Flowlines can also be bundled together to carry different fluids or gas. They can be used to reduce capital costs by combining many wells into a network that connects to common terminal point.
Industry case studies
1. Oooguruk Offshore Arctic Flowline Design and Construction, 2008 Offshore Technology Conference, Document ID 19353-MS, Authors Glenn A. Lanan, http://www.onepetro.org/mslib/servlet/onepetropreview?id=OTC-19353-MS#
The Oooguruk offshore Arctic flowline system design, construction and operation satisfy the unique conditions presented by this shallow water Beaufort Sea location. The bundled 3-phase 12 x 16-inch pipe-in-pipe production flowline, 8-inch water injection, 6-inch gas lift/injection and 2-inch diesel fuel flowlines were installed along with power and communications cables offshore the North Slope of Alaska during 2007. The maximum water depth along the flowline route was only 7 feet but the location immediately offshore the Colville River Delta presented challenges with the flowline loading conditions, thermal interactions with the local environment and construction procedures. Key features of this flowline system include addressing flow assurance requirements for combined offshore/overland sections, strudel scour, subsea permafrost thaw consolidation, upheaval buckling, limit state design for bending, winter construction procedures and flowline leak detection systems. The subsea power cables consisted of separate cables for each conductor in order to be compatible with trucking all materials to the remote site. The dual fiber optic communications cables were utilized with a distributed temperature sensing system to monitor the flowline burial conditions and supplement the multiple flowline leak detection systems.

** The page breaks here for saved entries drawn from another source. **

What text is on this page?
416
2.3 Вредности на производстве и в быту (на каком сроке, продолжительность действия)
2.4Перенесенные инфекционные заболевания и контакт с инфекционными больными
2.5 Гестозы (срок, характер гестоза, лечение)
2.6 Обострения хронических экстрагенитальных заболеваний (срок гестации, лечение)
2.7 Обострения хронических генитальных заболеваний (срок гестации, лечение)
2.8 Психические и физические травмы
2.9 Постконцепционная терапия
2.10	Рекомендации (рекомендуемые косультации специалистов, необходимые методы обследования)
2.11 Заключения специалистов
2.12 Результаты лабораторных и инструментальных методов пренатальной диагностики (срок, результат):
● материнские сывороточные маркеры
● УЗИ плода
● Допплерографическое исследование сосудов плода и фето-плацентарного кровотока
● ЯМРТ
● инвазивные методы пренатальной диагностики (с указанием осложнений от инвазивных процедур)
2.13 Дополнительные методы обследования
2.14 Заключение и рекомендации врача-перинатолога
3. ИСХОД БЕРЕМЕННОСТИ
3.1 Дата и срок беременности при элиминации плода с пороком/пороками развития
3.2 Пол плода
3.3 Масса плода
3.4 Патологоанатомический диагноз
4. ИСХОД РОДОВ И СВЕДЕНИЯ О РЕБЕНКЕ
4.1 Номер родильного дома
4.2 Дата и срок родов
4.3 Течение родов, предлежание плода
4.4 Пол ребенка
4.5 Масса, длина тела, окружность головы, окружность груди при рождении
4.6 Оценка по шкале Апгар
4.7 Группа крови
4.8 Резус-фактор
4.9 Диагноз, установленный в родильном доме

2. Free-Span Remediation Studies for the K2 Pipe-In-Pipe Flowlines, 2006 Offshore Technology Conference, Document ID 18312-MS, Authors U. Eigbe http://www.onepetro.org/mslib/servlet/onepetropreview?id=OTC-18312-MS#
The ENI Petroleum K2 field production flowline system consists of two HT/HP (high temperature and pressure) pipe-in- pipe (PIP) flowlines that tie back three oil wells located at Gulf of Mexico Green Canyon 562 to the Marco Polo TLP in a maximum water depth of approximately 4,300 ft (1,310 meters). The flowlines traverse very rough seabed terrain, including an escarpment along the selected route. It was determined from preliminary analysis of the surveyed flowline route and confirmed with as-laid flowline survey data that seabed intervention by use of engineered supports was required at some of the flowline spans, including the escarpment. In particular, at the escarpment it was determined that operating loads during start-up would create excessive bending at the sagbend (due to feed-in) and overbend (due to uplift), exceeding the DNV OS-F101 code-specified limitstate design requirements. The focus of the K2 free span remediation studies was to assess the impact of span supports and overburden with regard to the structural integrity of the flowlines. This was accomplished with a global expansion, bottom roughness and lateral buckling analysis. The bulk of the analysis consisted of 'real time' ANSYS finite element modeling of as-laid flowlines, and as-built span supports and overburden design on board the vessel MSV POLAR KING on location at the K2 field. During the course of construction, contingencies for span support were investigated as adjustments had to be made to the construction schedule in order to meet the hydrotest timeframe and First Oil milestone dates. The results of the analyses were verified with as-built start-up survey data, including confirmation of lateral buckling within the monitoring stations identified from the ANSYS analysis. An end product of the remediation studies was a fully vetted and field-proven HT/HP PIP analysis tool available for similar applications in future projects.